Lightbits Intelligent Cluster Management: Scale NVMe/TCP Storage

Lightbits’ core platform, our next-generation Software Defined Storage solution, delivers far more than high throughput and low latency. Built on NVMe over TCP, it provides modern, disaggregated block storage that achieves local flash performance while reducing TCO, shrinking datacenter footprint, and avoiding vendor lock-in through an open, industry-standard architecture. Organizations choose Lightbits for its ability to modernize aging infrastructure with flexibility, sustainability, and the freedom to choose hardware, not just raw speed.

When storage scales into a fleet, the bottleneck shifts from performance to operations. Teams need consistent provisioning and policy-driven control across clusters.

As deployments expand, even the most efficient and cost-optimized individual clusters are no longer sufficient. When customers scale from a few clusters to an entire fleet, the operational challenge shifts from maximizing performance to ensuring consistent, automated, and efficient management across all environments, regardless of cluster size, hardware mix, or growth patterns.

This is where Intelligent Cluster Management, or ICM, becomes essential. A unified orchestration layer enables fleet-level visibility, policy-driven operations, and lifecycle automation that go beyond the limits of managing isolated clusters. It ensures that the same value Lightbits provides within a cluster, including efficiency, flexibility, sustainability, and freedom of hardware choice, scales seamlessly across many clusters.

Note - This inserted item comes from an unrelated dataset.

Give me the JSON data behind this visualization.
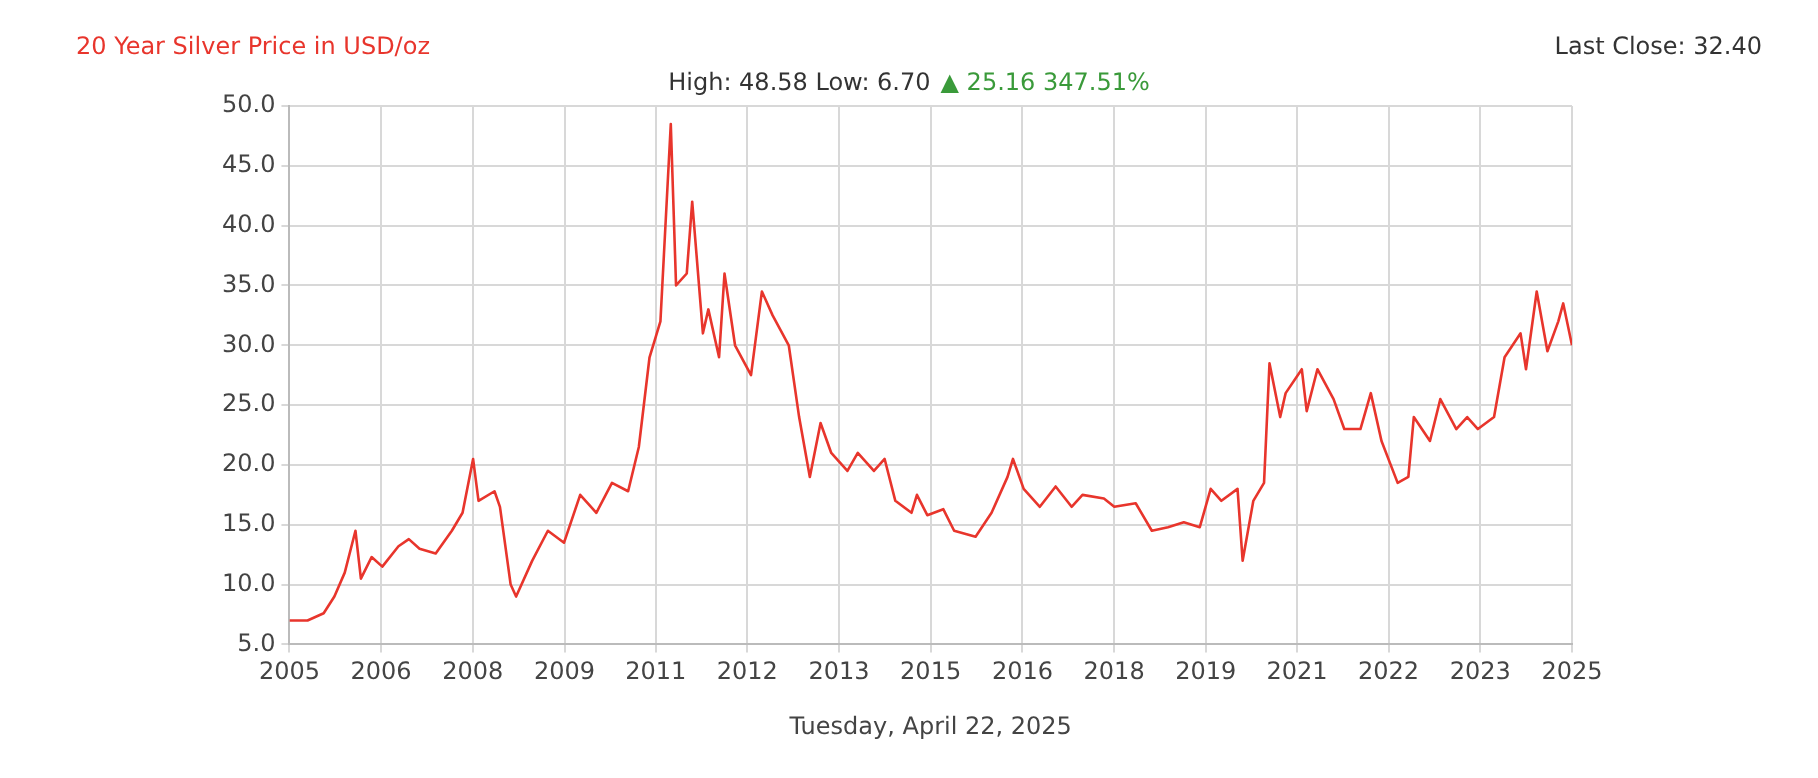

With this Tech Preview, we introduce the foundational architectural shift required to bring this unified fleet-scale vision to life and enable organizations to operate and grow their Lightbits deployments far beyond the boundaries of single-cluster management.

The Problem Today: Decentralized Operations Create Imbalance

In the traditional multi-cluster environment, provisioning storage relies on direct interaction between the consumer control plane and individual storage clusters.

As management consumers such as human operators using the CLI, hypervisors, Kubernetes CSI plugins, OpenShift, or OpenStack Cinder drivers create volumes, they send management and provisioning requests directly to the API endpoint of a specific Lightbits cluster. Because clusters operate as isolated systems, operators or orchestrators must maintain manual awareness of each cluster’s capacity, health, and feature set.

Animated image illustrating decentralized data infrastructure without Lightbits cluster federation

This decentralized model can lead to poor resource allocation across the fleet. Without an overarching intelligence directing traffic, provisioning becomes unbalanced. For example, if a human operator or an automated script favors Cluster C because it is newer or easier to access, Cluster C can quickly become highly utilized even when other clusters still have significant available capacity. Over time, this creates a skew across the fleet, making growth harder to manage.

The result is faster capacity exhaustion in the wrong places, more firefighting, and slower onboarding of new workloads.

Animated image illustrating data pipeline without cluster federation from Lightbits Labs.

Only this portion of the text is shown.